Vance miró con atención, y creo que con desconfianza, al enfermo. Admito, por mi parte, que experimenté la impresión distinta de que estaba representando un papel y que las observaciones que hacía eran fundamentalmente insinceras. No puedo decir de una manera precisa por qué me causó esta impresión. Vance le preguntó a continuación:
—Tenemos entendido que uno de los huéspedes a quien usted invitó a su fiesta no asistió a ella.
—Bueno, ¿y qué? —demandó Stamm—. ¿Tiene eso algo de extraordinario?
—No, nada —admitió Vance, pero es algo interesante. ¿Cómo se llama esa señora?
Stamm vaciló y desvió los ojos.
—Ellen Bruett —dijo por fin.
—¿Nos puede usted decir algo de ella?
—Muy poco —repuso Stamm de mala gana—. Hacía muchos años que no la veía. La conocí a bordo de un barco, en un viaje a Europa, y la volví a ver en París. Personalmente, sólo sé de ella que es muy agradable y atractiva. Me dijo que acababa de regresar de un viaje a Oriente, y me indicó que le gustaría reanudar nuestra amistad. Necesitábamos otra mujer en la reunión y la invité. El viernes por la mañana me telefoneó diciendo que salía inesperadamente para América del Sur… Eso es todo lo que sé de ella.
—¿Le dijo usted, por casualidad —preguntó Vance—, los nombres de los otros invitados?
—Le dije que vendrían Ruby Steele y Montague. Ambos se han dedicado al teatro, y creí que conocería sus nombres.
—¿Y los conocía?
Vance se llevó el cigarrillo a los labios.
—Recuerdo que dijo haber conocido a Montague en Berlín.
Vance dio un paso hasta la ventana y volvió.
—Curiosa coincidencia —murmuró.
Los ojos de Stamm le siguieron.
—¿Qué tiene de curioso? —preguntó con acritud.
Vance se encogió de hombros y se detuvo al pie de la cama.
—No lo sé, ¿y usted?
Stamm se levantó sobre la almohada y le miró con enojo.
—¿Qué quiere usted decir con esa pregunta?
—Sencillamente esto, mister Stamm —el tono de Vance era muy grave—: Todo el que ha hablado con nosotros hasta ahora parece tener una particular arriére pensé con relación a la muerte de Montague, y ha habido indicios de crimen…
—¿Y el cuerpo de Montague?… —interrumpió Stamm—. ¿Lo han hallado ustedes? Esto es lo que contará la Historia. Probablemente se fracturó el cráneo dando un salto de fantasía, para impresionar a las señoras.
—No, no hemos encontrado todavía su cuerpo. Era demasiado tarde para traer esta noche un bote y ganchos al estanque.
—No es necesario que los traigan —le informó Stamm con violencia—. Hay dos grandes puertas por encima del filtro que pueden cerrarse, y una compuerta en la presa por la que se puede vaciar el estanque. Lo dejo seco una vez al año para limpiarlo.
—¡Ah! Bueno es saberlo, ¿eh, sargento? —y luego a Stamm—: ¿Son difíciles de manejar las puertas y la compuerta?
—Ya nos ocuparemos en eso por la mañana —Vance miró a Stamm, pensativo—. Y a propósito, uno de los hombres del sargento nos ha informado de que algo grande ha caído ruidosamente al estanque hace un rato.

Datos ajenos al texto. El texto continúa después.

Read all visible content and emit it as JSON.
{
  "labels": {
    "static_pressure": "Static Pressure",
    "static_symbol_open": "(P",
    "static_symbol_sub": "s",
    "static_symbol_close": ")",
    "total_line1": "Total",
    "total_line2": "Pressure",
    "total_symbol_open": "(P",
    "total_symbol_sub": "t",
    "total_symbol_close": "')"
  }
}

—Una parte de aquella maldita roca… —dijo Stamm—. Hace mucho tiempo que estaba suelta —luego se movió con inquietud y preguntó—: ¿Importa algo?
—A mistress McAdam pareció causarle mucha impresión.

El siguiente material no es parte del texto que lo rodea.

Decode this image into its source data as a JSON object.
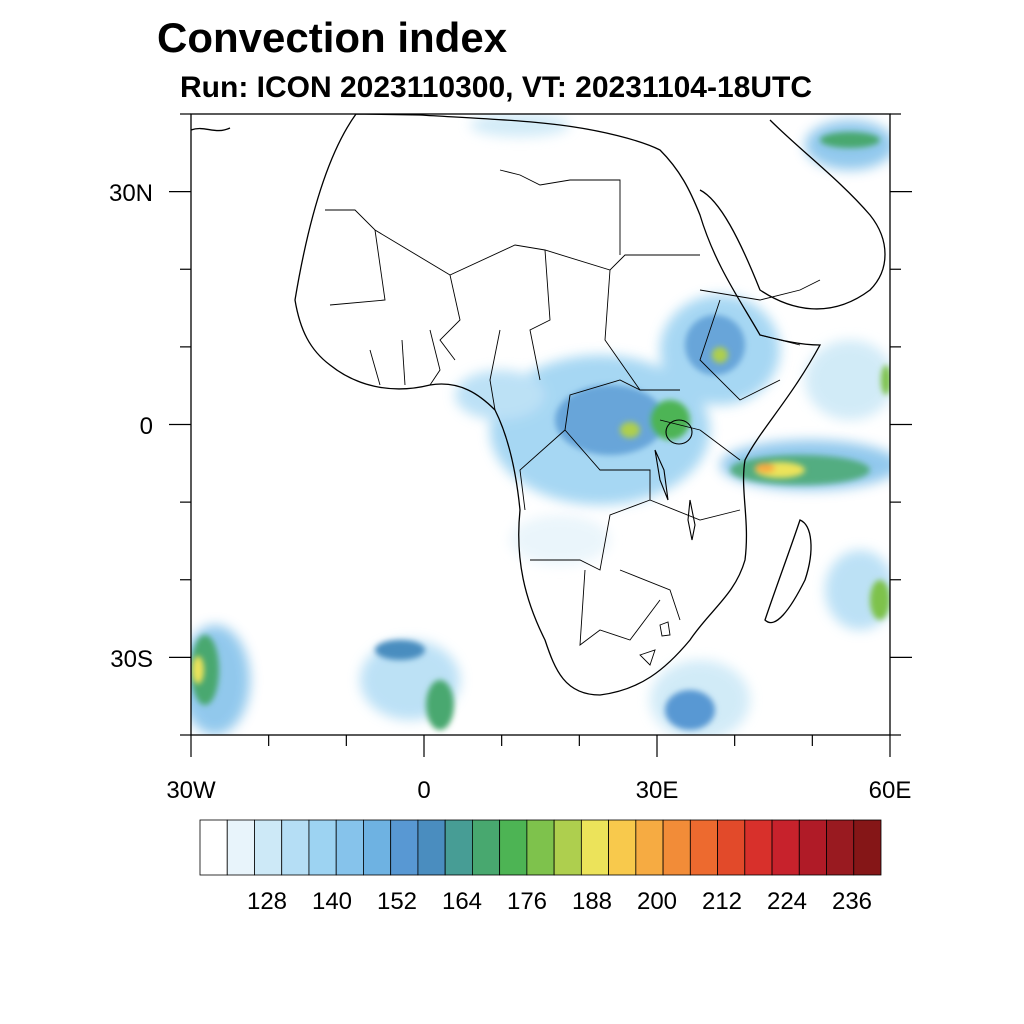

—Histeria —rezongó Stamm—. Probablemente Leland le habrá estado contando historias del estanque. Pero ¿adónde quiere usted ir a parar?
Vance sonrió ligeramente.
—No lo sé; pero el hecho de que un hombre haya desaparecido esta noche en el Estanque del Dragón parece que ha impresionado a mucha gente de una manera particular. Nadie está muy convencido de que se trate de una muerte accidental.
—¡Tonterías!
Stamm se incorporó hasta quedar apoyado en un codo y adelantó la cabeza. Una luz extraña iluminó sus ojos y su cara se agitaba de una manera espasmódica.
—¿No puede ahogarse un hombre sin que se le llene a uno la casa de policías? —su voz era alta y aguda—. ¡Montague! ¡Bah! El mundo está mejor sin él.

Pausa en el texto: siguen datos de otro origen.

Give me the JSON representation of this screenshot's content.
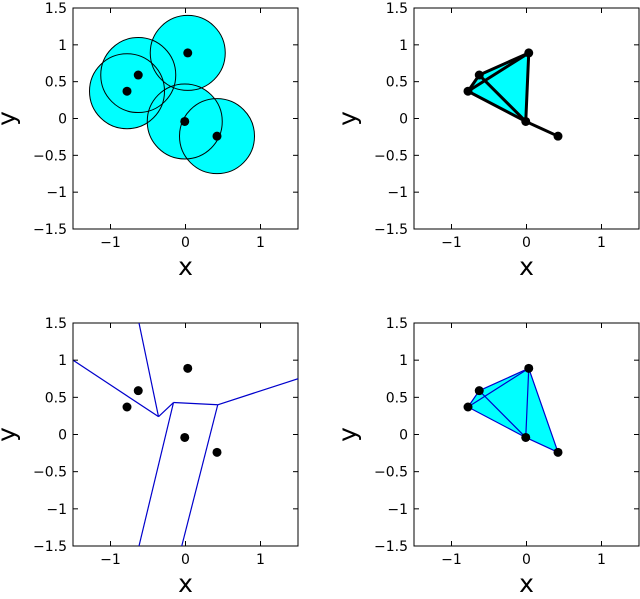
{
  "chart_data": [
    {
      "type": "scatter",
      "title": "",
      "xlabel": "x",
      "ylabel": "y",
      "xlim": [
        -1.5,
        1.5
      ],
      "ylim": [
        -1.5,
        1.5
      ],
      "xticks": [
        -1,
        0,
        1
      ],
      "yticks": [
        -1.5,
        -1,
        -0.5,
        0,
        0.5,
        1,
        1.5
      ],
      "grid": false,
      "points": {
        "x": [
          -0.78,
          -0.63,
          0.03,
          -0.01,
          0.42
        ],
        "y": [
          0.37,
          0.59,
          0.89,
          -0.04,
          -0.24
        ]
      },
      "disc_radius": 0.5,
      "fill_color": "#00ffff",
      "overlay": "discs"
    },
    {
      "type": "scatter",
      "title": "",
      "xlabel": "x",
      "ylabel": "y",
      "xlim": [
        -1.5,
        1.5
      ],
      "ylim": [
        -1.5,
        1.5
      ],
      "xticks": [
        -1,
        0,
        1
      ],
      "yticks": [
        -1.5,
        -1,
        -0.5,
        0,
        0.5,
        1,
        1.5
      ],
      "grid": false,
      "points": {
        "x": [
          -0.78,
          -0.63,
          0.03,
          -0.01,
          0.42
        ],
        "y": [
          0.37,
          0.59,
          0.89,
          -0.04,
          -0.24
        ]
      },
      "filled_triangles": [
        [
          0,
          1,
          3
        ],
        [
          1,
          2,
          3
        ]
      ],
      "edges": [
        [
          0,
          1
        ],
        [
          0,
          2
        ],
        [
          0,
          3
        ],
        [
          1,
          2
        ],
        [
          1,
          3
        ],
        [
          2,
          3
        ],
        [
          3,
          4
        ]
      ],
      "fill_color": "#00ffff",
      "edge_color": "#000000",
      "overlay": "complex"
    },
    {
      "type": "scatter",
      "title": "",
      "xlabel": "x",
      "ylabel": "y",
      "xlim": [
        -1.5,
        1.5
      ],
      "ylim": [
        -1.5,
        1.5
      ],
      "xticks": [
        -1,
        0,
        1
      ],
      "yticks": [
        -1.5,
        -1,
        -0.5,
        0,
        0.5,
        1,
        1.5
      ],
      "grid": false,
      "points": {
        "x": [
          -0.78,
          -0.63,
          0.03,
          -0.01,
          0.42
        ],
        "y": [
          0.37,
          0.59,
          0.89,
          -0.04,
          -0.24
        ]
      },
      "voronoi_segments": [
        [
          [
            -0.62,
            1.5
          ],
          [
            -0.36,
            0.24
          ]
        ],
        [
          [
            -1.5,
            1.0
          ],
          [
            -0.36,
            0.24
          ]
        ],
        [
          [
            -0.36,
            0.24
          ],
          [
            -0.16,
            0.43
          ]
        ],
        [
          [
            -0.16,
            0.43
          ],
          [
            0.43,
            0.4
          ]
        ],
        [
          [
            0.43,
            0.4
          ],
          [
            1.5,
            0.75
          ]
        ],
        [
          [
            -0.16,
            0.43
          ],
          [
            -0.62,
            -1.5
          ]
        ],
        [
          [
            0.43,
            0.4
          ],
          [
            -0.05,
            -1.5
          ]
        ]
      ],
      "line_color": "#0000cc",
      "overlay": "voronoi"
    },
    {
      "type": "scatter",
      "title": "",
      "xlabel": "x",
      "ylabel": "y",
      "xlim": [
        -1.5,
        1.5
      ],
      "ylim": [
        -1.5,
        1.5
      ],
      "xticks": [
        -1,
        0,
        1
      ],
      "yticks": [
        -1.5,
        -1,
        -0.5,
        0,
        0.5,
        1,
        1.5
      ],
      "grid": false,
      "points": {
        "x": [
          -0.78,
          -0.63,
          0.03,
          -0.01,
          0.42
        ],
        "y": [
          0.37,
          0.59,
          0.89,
          -0.04,
          -0.24
        ]
      },
      "filled_triangles": [
        [
          0,
          1,
          3
        ],
        [
          1,
          2,
          3
        ],
        [
          2,
          3,
          4
        ]
      ],
      "edges": [
        [
          0,
          1
        ],
        [
          0,
          2
        ],
        [
          0,
          3
        ],
        [
          1,
          2
        ],
        [
          1,
          3
        ],
        [
          2,
          3
        ],
        [
          2,
          4
        ],
        [
          3,
          4
        ]
      ],
      "fill_color": "#00ffff",
      "edge_color": "#0000cc",
      "overlay": "complex"
    }
  ]
}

Stamm se excitaba cada vez más y su voz se hacía más chillona.
—Montague se metió de un salto en el estanque y no ha vuelto a salir, ¿no es verdad? ¿Y es eso causa bastante para que se me moleste estando enfermo?
En este momento se produjo una sorprendente y aterradora interrupción. La puerta del vestíbulo había quedado abierta y hasta nosotros llegó, de súbito, desde el piso de arriba, el grito inarticulado y escalofriante de una mujer.